What’s good about the film are the new kids. I previously mentioned Storm, but the rest are great as well. They don’t get enough screen time and we can hope, that if another film is greenlit, we have them featured front and center next time. Evan Peters as Quicksilver continues the actor’s track record of being wonderful in everything he does. The first act of the film is bloated with plot and they do manage to come together, it just takes a while and is hard to keep yourself interested when everything feels so disconnected. This is due in part to Bryan Singer being such a weird director. In all his films there are some really brilliant moments, even here we’re treated to some great set pieces, but they’re surrounded by really dull movies.

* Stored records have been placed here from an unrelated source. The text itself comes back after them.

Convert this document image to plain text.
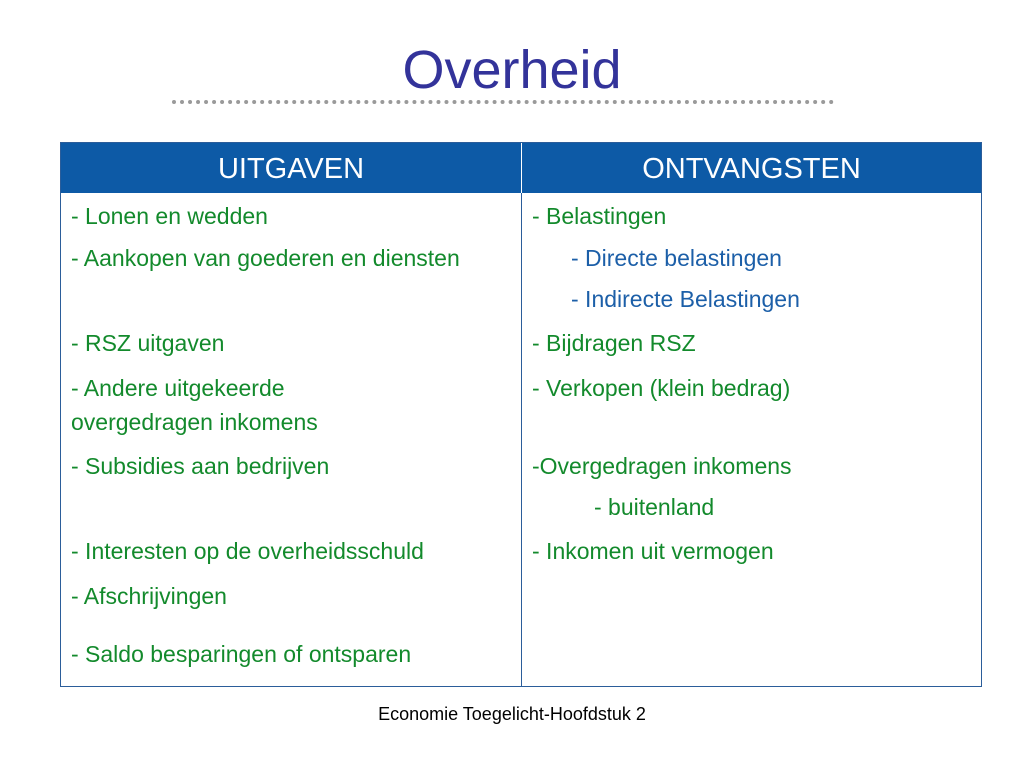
Overheid
UITGAVEN	ONTVANGSTEN
- Lonen en wedden
- Aankopen van goederen en diensten
- RSZ uitgaven
- Andere uitgekeerde overgedragen inkomens
- Subsidies aan bedrijven
- Interesten op de overheidsschuld
- Afschrijvingen
- Saldo besparingen of ontsparen
- Belastingen
- Directe belastingen
- Indirecte Belastingen
- Bijdragen RSZ
- Verkopen (klein bedrag)
-Overgedragen inkomens
- buitenland
- Inkomen uit vermogen
Economie Toegelicht-Hoofdstuk 2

Singer has said he is taking a break from the X-Men, and after four films that is probably a good idea. Many people thought the lesson of The Last Stand was that only Singer knew how to handle these characters. But the real lesson came from First Class, that they just required someone who understood them fundamentally and was willing to take risks (changing the time period of the film). The X-Men are not the easiest comic book franchise to adapt to film and I think a pair of fresh eyes, that are allowed to play and experiment, as we saw with Deadpool, could produce some great films.